Sunday, June 22, 2008

The following item is from the LibCom website, a British anarchocommunist site. Over in Vietnam there has been a wave of illegal strikes, carried out unofficially by the workers themselves. Vietnam, like China, is a managerial society where the ruling class- the managers- are attempting to correct some of the irrationalities of their class rule by opening up parts of their economy to investment by other managerial corporations, in the vain hope that this will bring about the corrections of a "free market" to their country and lead to prosperity. A "free market", of course, has its own irrationalities, but the way that this pseudo-transition has been managed in countries such as Vietnam and China leads to some very unique tensions. One is that the loosening of the economy inevitably leads to organization on the part of the working class, the very class that the ruling managers mendaciously claim to represent.

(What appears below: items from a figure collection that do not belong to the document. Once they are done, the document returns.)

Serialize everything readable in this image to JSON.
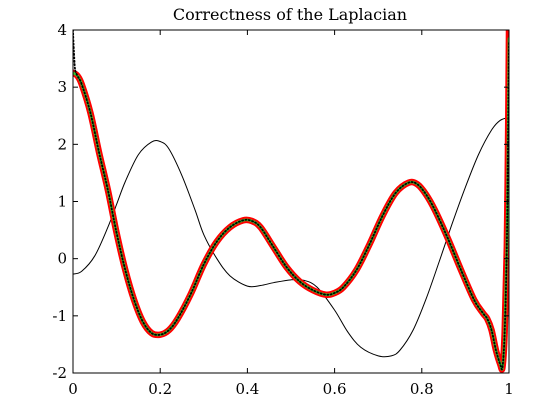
{
  "chart_data": {
    "type": "line",
    "title": "Correctness of the Laplacian",
    "xlabel": "",
    "ylabel": "",
    "xlim": [
      0,
      1
    ],
    "ylim": [
      -2,
      4
    ],
    "x_ticks": [
      0,
      0.2,
      0.4,
      0.6,
      0.8,
      1
    ],
    "x_tick_labels": [
      "0",
      "0.2",
      "0.4",
      "0.6",
      "0.8",
      "1"
    ],
    "y_ticks": [
      -2,
      -1,
      0,
      1,
      2,
      3,
      4
    ],
    "y_tick_labels": [
      "-2",
      "-1",
      "0",
      "1",
      "2",
      "3",
      "4"
    ],
    "grid": false,
    "box": true,
    "series": [
      {
        "color": "#000000",
        "style": "thin-solid",
        "x": [
          0,
          0.02,
          0.05,
          0.08,
          0.1,
          0.12,
          0.15,
          0.18,
          0.2,
          0.22,
          0.25,
          0.28,
          0.3,
          0.33,
          0.36,
          0.4,
          0.43,
          0.46,
          0.5,
          0.53,
          0.56,
          0.6,
          0.63,
          0.66,
          0.7,
          0.73,
          0.75,
          0.78,
          0.81,
          0.84,
          0.87,
          0.9,
          0.93,
          0.96,
          0.98,
          1.0
        ],
        "y": [
          -0.27,
          -0.22,
          0.05,
          0.55,
          0.95,
          1.35,
          1.82,
          2.04,
          2.05,
          1.92,
          1.45,
          0.85,
          0.42,
          0.0,
          -0.3,
          -0.48,
          -0.47,
          -0.42,
          -0.37,
          -0.38,
          -0.5,
          -0.9,
          -1.28,
          -1.55,
          -1.7,
          -1.7,
          -1.6,
          -1.25,
          -0.7,
          -0.05,
          0.62,
          1.25,
          1.82,
          2.25,
          2.42,
          2.47
        ]
      },
      {
        "color": "#ff0000",
        "style": "thick-solid",
        "x": [
          0,
          0.01,
          0.02,
          0.04,
          0.06,
          0.08,
          0.1,
          0.12,
          0.14,
          0.16,
          0.18,
          0.2,
          0.22,
          0.24,
          0.27,
          0.3,
          0.33,
          0.36,
          0.39,
          0.41,
          0.43,
          0.46,
          0.49,
          0.52,
          0.55,
          0.58,
          0.6,
          0.62,
          0.65,
          0.68,
          0.71,
          0.74,
          0.77,
          0.79,
          0.81,
          0.83,
          0.86,
          0.89,
          0.92,
          0.94,
          0.95,
          0.96,
          0.97,
          0.98,
          0.985,
          0.99,
          0.995,
          0.998,
          1.0
        ],
        "y": [
          3.25,
          3.2,
          3.05,
          2.55,
          1.85,
          1.2,
          0.45,
          -0.2,
          -0.72,
          -1.1,
          -1.3,
          -1.33,
          -1.25,
          -1.05,
          -0.62,
          -0.1,
          0.3,
          0.55,
          0.67,
          0.66,
          0.55,
          0.2,
          -0.15,
          -0.4,
          -0.55,
          -0.63,
          -0.6,
          -0.5,
          -0.2,
          0.25,
          0.75,
          1.15,
          1.33,
          1.3,
          1.12,
          0.85,
          0.35,
          -0.2,
          -0.72,
          -0.95,
          -1.05,
          -1.25,
          -1.6,
          -1.85,
          -1.9,
          -1.3,
          0.2,
          2.2,
          4.0
        ]
      },
      {
        "color": "#32cd32",
        "style": "medium-solid",
        "x": [
          0,
          0.01,
          0.02,
          0.04,
          0.06,
          0.08,
          0.1,
          0.12,
          0.14,
          0.16,
          0.18,
          0.2,
          0.22,
          0.24,
          0.27,
          0.3,
          0.33,
          0.36,
          0.39,
          0.41,
          0.43,
          0.46,
          0.49,
          0.52,
          0.55,
          0.58,
          0.6,
          0.62,
          0.65,
          0.68,
          0.71,
          0.74,
          0.77,
          0.79,
          0.81,
          0.83,
          0.86,
          0.89,
          0.92,
          0.94,
          0.95,
          0.96,
          0.97,
          0.98,
          0.985,
          0.99,
          0.995,
          0.998,
          1.0
        ],
        "y": [
          3.25,
          3.2,
          3.05,
          2.55,
          1.85,
          1.2,
          0.45,
          -0.2,
          -0.72,
          -1.1,
          -1.3,
          -1.33,
          -1.25,
          -1.05,
          -0.62,
          -0.1,
          0.3,
          0.55,
          0.67,
          0.66,
          0.55,
          0.2,
          -0.15,
          -0.4,
          -0.55,
          -0.63,
          -0.6,
          -0.5,
          -0.2,
          0.25,
          0.75,
          1.15,
          1.33,
          1.3,
          1.12,
          0.85,
          0.35,
          -0.2,
          -0.72,
          -0.95,
          -1.05,
          -1.25,
          -1.6,
          -1.85,
          -1.9,
          -1.3,
          0.2,
          2.2,
          3.85
        ]
      },
      {
        "color": "#000000",
        "style": "dotted",
        "x": [
          0,
          0.001,
          0.003,
          0.005,
          0.01,
          0.02,
          0.04,
          0.06,
          0.08,
          0.1,
          0.12,
          0.14,
          0.16,
          0.18,
          0.2,
          0.22,
          0.24,
          0.27,
          0.3,
          0.33,
          0.36,
          0.39,
          0.41,
          0.43,
          0.46,
          0.49,
          0.52,
          0.55,
          0.58,
          0.6,
          0.62,
          0.65,
          0.68,
          0.71,
          0.74,
          0.77,
          0.79,
          0.81,
          0.83,
          0.86,
          0.89,
          0.92,
          0.94,
          0.95,
          0.96,
          0.97,
          0.98,
          0.985,
          0.99,
          0.995,
          0.998,
          1.0
        ],
        "y": [
          4.0,
          3.8,
          3.5,
          3.3,
          3.2,
          3.05,
          2.55,
          1.85,
          1.2,
          0.45,
          -0.2,
          -0.72,
          -1.1,
          -1.3,
          -1.33,
          -1.25,
          -1.05,
          -0.62,
          -0.1,
          0.3,
          0.55,
          0.67,
          0.66,
          0.55,
          0.2,
          -0.15,
          -0.4,
          -0.55,
          -0.63,
          -0.6,
          -0.5,
          -0.2,
          0.25,
          0.75,
          1.15,
          1.33,
          1.3,
          1.12,
          0.85,
          0.35,
          -0.2,
          -0.72,
          -0.95,
          -1.05,
          -1.25,
          -1.6,
          -1.85,
          -1.9,
          -1.3,
          0.2,
          2.2,
          3.8
        ]
      }
    ]
  }
}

The managers are stuck between a desire to maximize their own well-being by "liberalization" and the need to keep a repressive hold on the consequences of such liberalization. Class struggle is often at its most brutal in such transition periods. The official bodies that the ruling class set up prove totally ineffective to protect workers' interests or to mollify rising working class demands.
Vietnam: 330 illegal strikes in six months:

A total of 330 strikes have been recorded so far this year and all of them were illegal because they were not led by the trade unions and didn’t follow the law, reported the Vietnam National Confederation of Labour at a conference in Hanoi on June 16-17.

The confederation’s Vice Chairman, Mai Duc Chinh, said that under the current regulations, only grassroots trade unions have the right to organise strikes, but this regulation is unrealistic because there is no mechanism to protect trade union leaders and most employers don’t positively cooperate with trade unions.

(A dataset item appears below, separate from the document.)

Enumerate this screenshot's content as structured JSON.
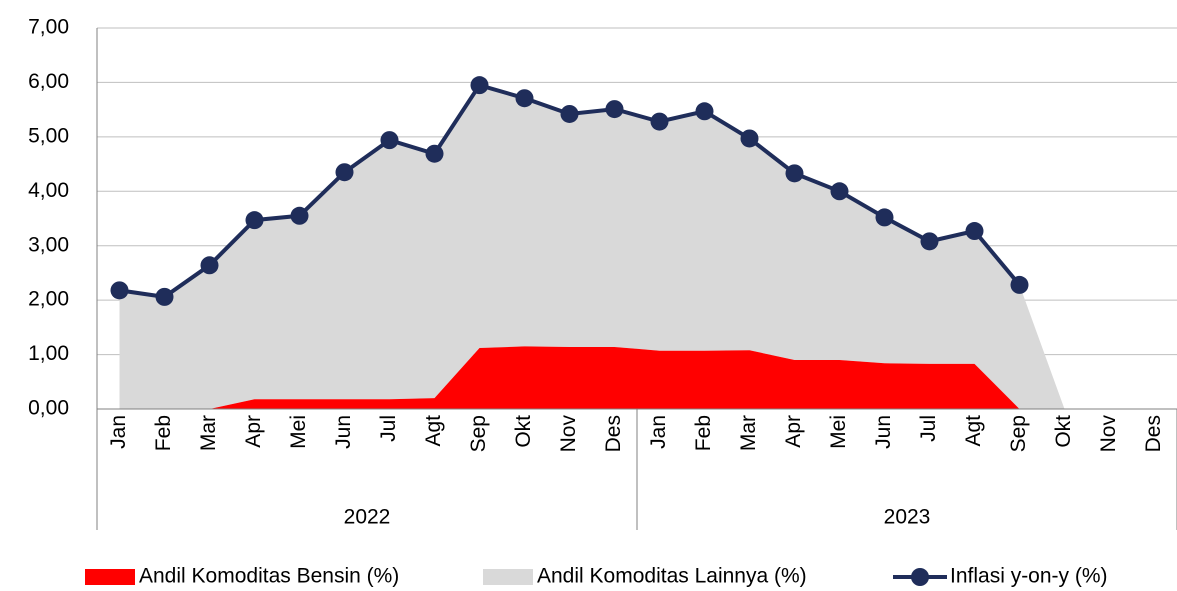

Most leaders of grassroots trade unions assume many jobs so they don’t have much time for this job. Their skills as trade union leaders are also very poor, Chinh said.

He also said that the rules on compensating companies for losses caused by illegal strikes are unfeasible. For example, a company in HCM City lodged a case with the court but its petition was rejected because it was unable to define the major subject of the lawsuit among 10,000 workers participating in the strike.

Since the amended Labour Code took effect on July 1, 2007, illegal strikes have continued to increase in number.

Under the current law, labourers are not allowed to go on strike in conflicts of rights but must bring the conflict to court. They can go on strike if conflicts of interest are not solved by negotiations. Labourers must compensate their employers if the court finds that their strikes were illegal.